Elena Reyes stood on the rooftop of her father’s estate, watching the city burn gold beneath the setting sun. From this height, everything seemed peaceful—clean lines, perfect symmetry, the illusion of order. But she knew better. Order was a cage dressed in silk, and she was its most pampered prisoner.
Below her, the capital buzzed in muted silence. Drones floated like lazy flies. Guards patrolled in pairs. Even the breeze carried the scent of regulation: sterilized, restrained. And still, her hands wouldn’t stop shaking.
She had received another message.
Same alley. Midnight. Come alone.
No name. No signature. But she knew who it was. She always did.
Kai Navarro.
The boy she was raised to fear—the rebel who shouldn’t exist. The boy with smoke in his lungs and scars that whispered of war. And yet, it was his voice that broke through the static of her life, every time.
“Elena!” a sharp voice called behind her.
She didn’t flinch. She’d grown used to people shouting her name like a command.
Her stepmother, Mariana, appeared at the balcony’s edge, painted and poised like royalty. “Your father wants you downstairs. He’s entertaining a foreign delegate. Wear something appropriate.”
Elena turned slowly, her smile perfect, dead behind the eyes. “Of course.”
Inside, the halls stretched like polished cages. Cameras in every corner. Smiles too white to be real. The Reyes estate was a palace built on propaganda. And Elena was the obedient daughter, the pretty lie. The heir to a system she couldn’t stomach.
As she walked past the mirror, she barely recognized herself—pressed dress, painted lips, spine straight as doctrine. But under the silk sleeves were bruises from climbing out windows. Under her breath were secrets she didn’t dare say aloud.
At dinner, Rodrigo Reyes held court like a king. Her father. The “visionary.” The man whose hands were stained in silence and disappearances.
“Elena,” he said smoothly, gesturing to the guest across the table, “this is Director Hale from the Dominion States. He’s quite eager to see our city’s... loyalty.”
Loyalty.
What a word.
She smiled, nodding politely, all while her thoughts screamed. If Hale knew half the things Rodrigo buried—half the truths Elena had discovered—he’d turn his wine glass upside down and run.
That night, as the estate went quiet, Elena moved like smoke through the halls. She disabled one security loop with a device Ivy had given her weeks ago—her best friend, her co-conspirator, the only one who knew what Elena was really doing when she vanished into the dark.
At the wall, she hoisted herself over with practiced ease, landing softly in the alley where Kai once saved her from getting caught with stolen protest leaflets.
She waited.
Then—
A whistle.
She turned.
There he was.
Kai Navarro leaned against the brick wall, hoodie shadowing his eyes, the glint of danger carved into every inch of him.

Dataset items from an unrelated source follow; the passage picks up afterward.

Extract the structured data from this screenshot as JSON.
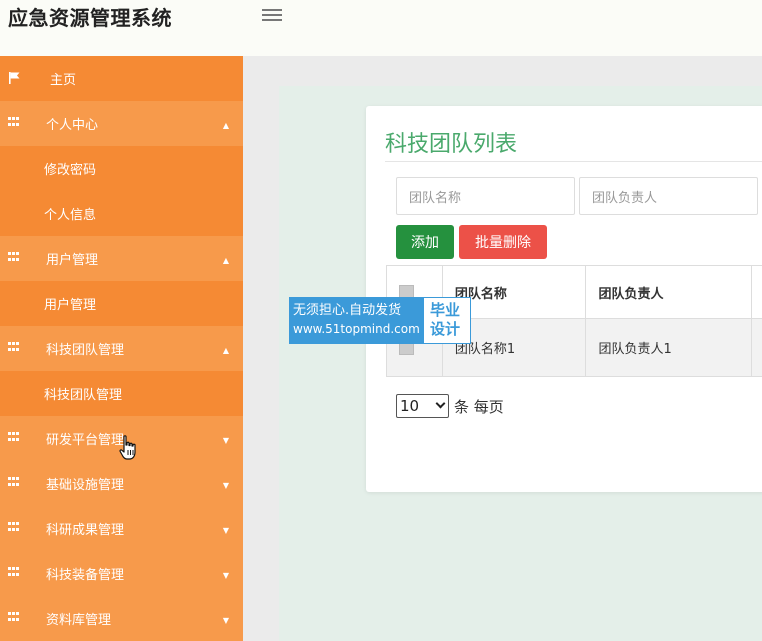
{
  "header": {
    "app_title": "应急资源管理系统"
  },
  "sidebar": {
    "items": [
      {
        "label": "主页",
        "type": "home"
      },
      {
        "label": "个人中心",
        "type": "parent",
        "arrow": "up"
      },
      {
        "label": "修改密码",
        "type": "sub"
      },
      {
        "label": "个人信息",
        "type": "sub"
      },
      {
        "label": "用户管理",
        "type": "parent",
        "arrow": "up"
      },
      {
        "label": "用户管理",
        "type": "sub"
      },
      {
        "label": "科技团队管理",
        "type": "parent",
        "arrow": "up"
      },
      {
        "label": "科技团队管理",
        "type": "sub"
      },
      {
        "label": "研发平台管理",
        "type": "parent",
        "arrow": "down"
      },
      {
        "label": "基础设施管理",
        "type": "parent",
        "arrow": "down"
      },
      {
        "label": "科研成果管理",
        "type": "parent",
        "arrow": "down"
      },
      {
        "label": "科技装备管理",
        "type": "parent",
        "arrow": "down"
      },
      {
        "label": "资料库管理",
        "type": "parent",
        "arrow": "down"
      }
    ]
  },
  "card": {
    "title": "科技团队列表",
    "search": {
      "team_name_placeholder": "团队名称",
      "leader_placeholder": "团队负责人"
    },
    "buttons": {
      "add_label": "添加",
      "batch_delete_label": "批量删除"
    },
    "table": {
      "headers": [
        "团队名称",
        "团队负责人"
      ],
      "rows": [
        [
          "团队名称1",
          "团队负责人1"
        ]
      ]
    },
    "pagination": {
      "page_size": "10",
      "per_page_label": "条 每页"
    }
  },
  "watermark": {
    "line1": "无须担心.自动发货",
    "line2": "www.51topmind.com",
    "badge_line1": "毕业",
    "badge_line2": "设计"
  },
  "colors": {
    "sidebar": "#f58a34",
    "sidebar_parent": "#f79a4b",
    "title_green": "#4aa96c",
    "add_button": "#25913e",
    "delete_button": "#ec5148"
  }
}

“You’re late,” he said, voice low.
“You’re lucky I came,” she replied, folding her arms.
“I’m not the one living with a dictator,” he shot back.

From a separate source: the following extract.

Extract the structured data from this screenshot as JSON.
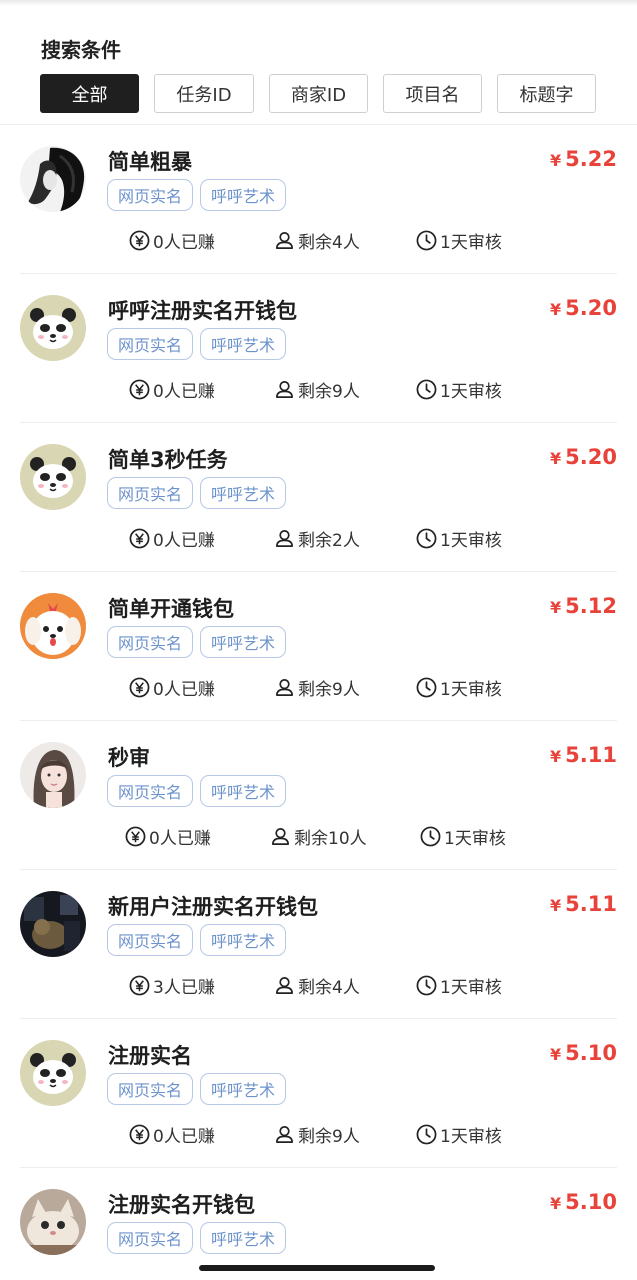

She stepped forward. “You wanted to meet. What is it this time? Explosives? A prison break? Another file from my mother’s past?”
Kai’s gaze darkened. “They’re moving Matteo tomorrow. Secretly. He won’t survive another transfer.”

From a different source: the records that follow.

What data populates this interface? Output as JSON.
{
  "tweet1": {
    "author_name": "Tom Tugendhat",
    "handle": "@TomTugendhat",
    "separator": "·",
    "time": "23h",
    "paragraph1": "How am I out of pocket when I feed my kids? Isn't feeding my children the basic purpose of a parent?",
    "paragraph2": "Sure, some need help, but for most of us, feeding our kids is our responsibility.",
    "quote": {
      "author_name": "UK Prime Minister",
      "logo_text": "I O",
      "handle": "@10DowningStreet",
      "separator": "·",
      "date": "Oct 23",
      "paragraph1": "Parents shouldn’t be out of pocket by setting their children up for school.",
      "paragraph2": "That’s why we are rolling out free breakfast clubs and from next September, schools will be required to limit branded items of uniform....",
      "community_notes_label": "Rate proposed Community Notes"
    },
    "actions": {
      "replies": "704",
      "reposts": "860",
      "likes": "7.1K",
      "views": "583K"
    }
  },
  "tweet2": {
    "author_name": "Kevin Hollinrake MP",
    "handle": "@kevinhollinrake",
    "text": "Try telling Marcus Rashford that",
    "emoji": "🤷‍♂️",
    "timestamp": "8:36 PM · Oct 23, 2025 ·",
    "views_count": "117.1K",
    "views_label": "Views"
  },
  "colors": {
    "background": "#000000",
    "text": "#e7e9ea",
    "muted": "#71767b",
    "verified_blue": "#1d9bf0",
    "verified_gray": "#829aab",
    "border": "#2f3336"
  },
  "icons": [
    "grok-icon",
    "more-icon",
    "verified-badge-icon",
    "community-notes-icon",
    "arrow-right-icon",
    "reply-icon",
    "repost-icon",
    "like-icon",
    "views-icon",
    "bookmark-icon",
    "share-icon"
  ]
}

Elena’s breath caught. Matteo was just a kid—seventeen. Caught handing out subversive fliers. Kai’s cousin.
“I can’t help you,” she whispered, even as her heart rebelled. “They watch me now. Every room. Every step.”
“But you still came,” he said quietly, stepping closer. “That has to mean something.”
Their eyes locked. The distance between them was just inches now—but it might as well be miles. He was everything she’d been warned against. Everything that made her feel alive.
“I came,” she said, voice trembling, “because if I don’t, I’ll forget who I am.”
A siren wailed faintly in the distance. Kai grabbed her hand, warm and rough and real.
“We don’t have much time,” he said. “Matteo dies if we do nothing. I need you.”
Elena hesitated.
Then nodded.
And in that moment, the governor’s daughter chose treason.